Şu an ülkemizde gençler ve orta yaşlı olan %90 kesimi böyle hissediyor (aslında bunu yaşıyor) ülke din dil kimlik ırk mezhep ideoloji parti olarak karpuz gibi ikiye ayrılmış durumda.
Ülkenin %90 kesimi her canlının basit gereksinimleri olan beslenme (dengeli ve sağlıklı beslenmesini boşver, karın doyurmada) ve üreme (aşk sevgili ilişkileri, seks, evlilik) karşı cinsle ilişki gereksimlerini bile karşılamada ya zorlanıyor ya da yeterli imkanı bulamadığı için kendini insan yapan-insan olarak tanımlanmasına neden olan yaşam şartlarından (eğitim, barınma, sağlık, bakım, giyim, beslenme, eğlence, bireysel hakları, hukuku, sorumluluğu,ahlak ve etik değerlerinden) feragat ediyor.
Hangi ülke olursa olsun bir ülkede insanlar piyangodan veya bir yerden 3 milyon lira eline para geçen bir anne-baba bu parayla kendime veya çocuğuma ev alayım diyorsa veya bir genç bu parayla basit bir barınma ihtiyacı için kendime ev araba alayım diyor ve de geleceğinden korkuyorsa o ülkede insanların basit bir yaşam formu gibi sadece üreme ve beslenme korkusuyla ihtiyacı içinde yaşıyor demektir.
Yaşadıkları bu hayat bomboş bir hayattır.

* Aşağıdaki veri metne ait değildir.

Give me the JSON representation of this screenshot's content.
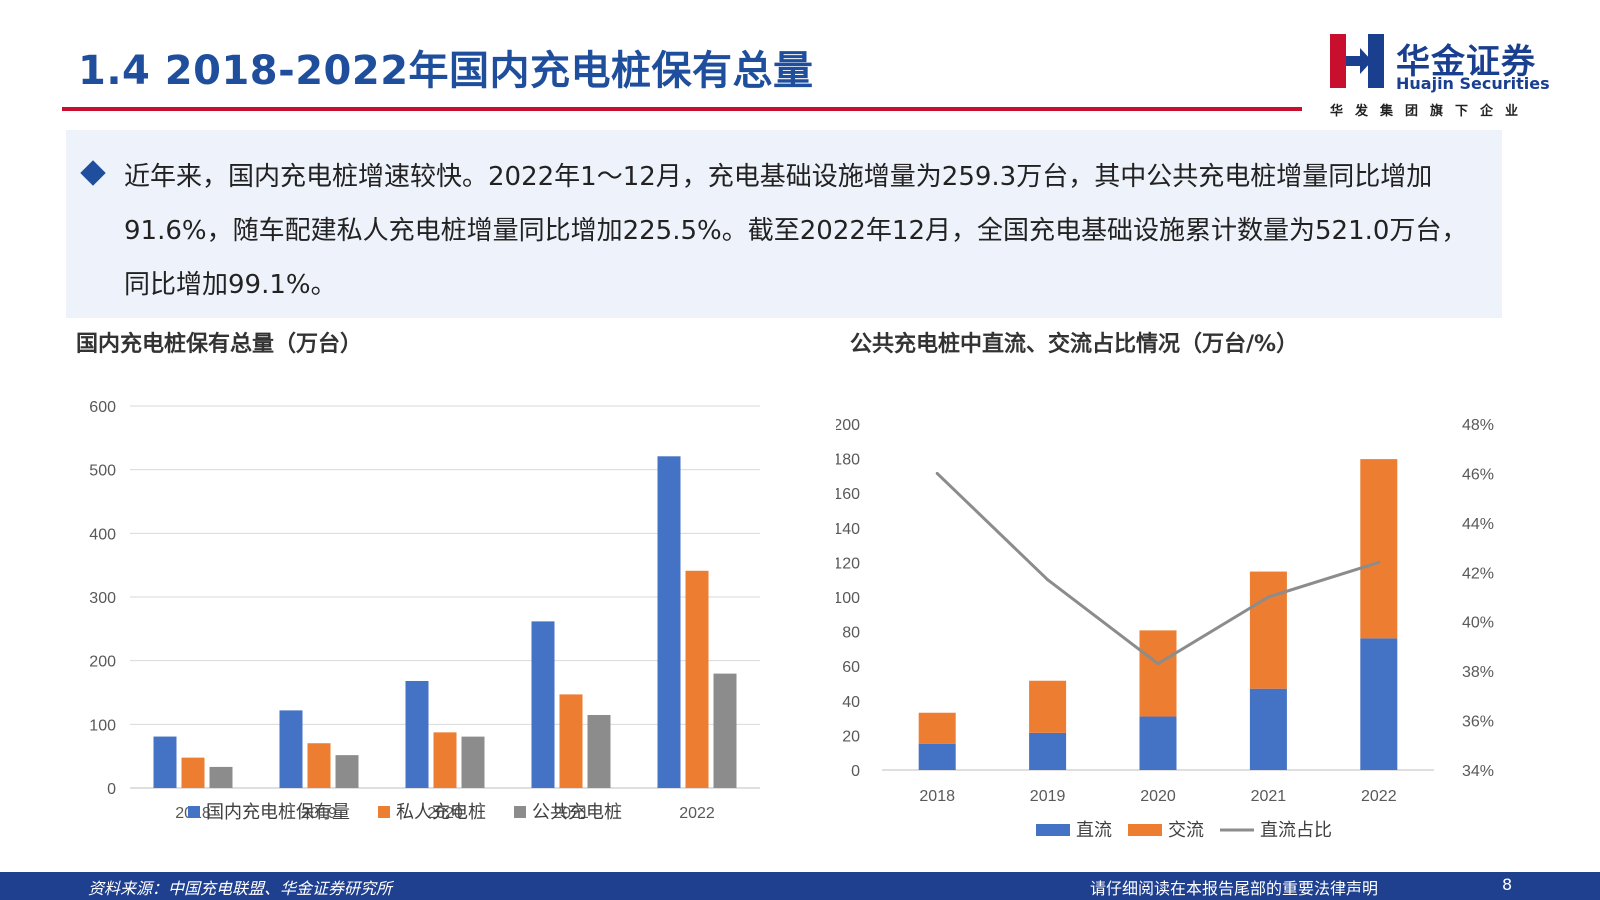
{
  "header": {
    "title": "1.4 2018-2022年国内充电桩保有总量",
    "logo_cn": "华金证券",
    "logo_en": "Huajin Securities",
    "logo_sub": "华发集团旗下企业",
    "colors": {
      "title": "#1f4e9c",
      "rule": "#c8102e",
      "logo_red": "#c8102e",
      "logo_blue": "#1a3f8f"
    }
  },
  "summary": {
    "text": "近年来，国内充电桩增速较快。2022年1～12月，充电基础设施增量为259.3万台，其中公共充电桩增量同比增加91.6%，随车配建私人充电桩增量同比增加225.5%。截至2022年12月，全国充电基础设施累计数量为521.0万台，同比增加99.1%。"
  },
  "footer": {
    "source": "资料来源：中国充电联盟、华金证券研究所",
    "disclaimer": "请仔细阅读在本报告尾部的重要法律声明",
    "page": "8"
  },
  "chart_data": [
    {
      "type": "bar",
      "title": "国内充电桩保有总量（万台）",
      "categories": [
        "2018",
        "2019",
        "2020",
        "2021",
        "2022"
      ],
      "ylim": [
        0,
        600
      ],
      "yticks": [
        "0",
        "100",
        "200",
        "300",
        "400",
        "500",
        "600"
      ],
      "grid": true,
      "legend_position": "bottom",
      "series": [
        {
          "name": "国内充电桩保有量",
          "color": "#4472c4",
          "values": [
            80.8,
            121.9,
            168.1,
            261.7,
            521.0
          ]
        },
        {
          "name": "私人充电桩",
          "color": "#ed7d31",
          "values": [
            47.7,
            70.3,
            87.4,
            147.0,
            341.2
          ]
        },
        {
          "name": "公共充电桩",
          "color": "#8c8c8c",
          "values": [
            33.1,
            51.6,
            80.7,
            114.7,
            179.7
          ]
        }
      ]
    },
    {
      "type": "bar",
      "stacked": true,
      "title": "公共充电桩中直流、交流占比情况（万台/%）",
      "categories": [
        "2018",
        "2019",
        "2020",
        "2021",
        "2022"
      ],
      "ylim": [
        0,
        200
      ],
      "yticks": [
        "0",
        "20",
        "40",
        "60",
        "80",
        "100",
        "120",
        "140",
        "160",
        "180",
        "200"
      ],
      "y2lim": [
        34,
        48
      ],
      "y2ticks": [
        "34%",
        "36%",
        "38%",
        "40%",
        "42%",
        "44%",
        "46%",
        "48%"
      ],
      "grid": false,
      "legend_position": "bottom",
      "series": [
        {
          "name": "直流",
          "color": "#4472c4",
          "values": [
            15.2,
            21.5,
            30.9,
            47.0,
            76.1
          ]
        },
        {
          "name": "交流",
          "color": "#ed7d31",
          "values": [
            17.9,
            30.1,
            49.8,
            67.7,
            103.6
          ]
        }
      ],
      "line_series": {
        "name": "直流占比",
        "color": "#8c8c8c",
        "axis": "right",
        "values": [
          46.0,
          41.7,
          38.3,
          41.0,
          42.4
        ]
      }
    }
  ]
}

Oysa bu parayla gelecek kaygısı taşımamak için çocuklarımın eğitimi için harcama yapayım diyen anne-baba, bu parayla kendimi geliştirmeyi, dil kültür öğrenip bir işte uzmanlaşayım, dünyayı gezeyim diyen bir genç çoğunluktaysa o ülkede insanlar bomboş bir hayat yaşamıyor demektir.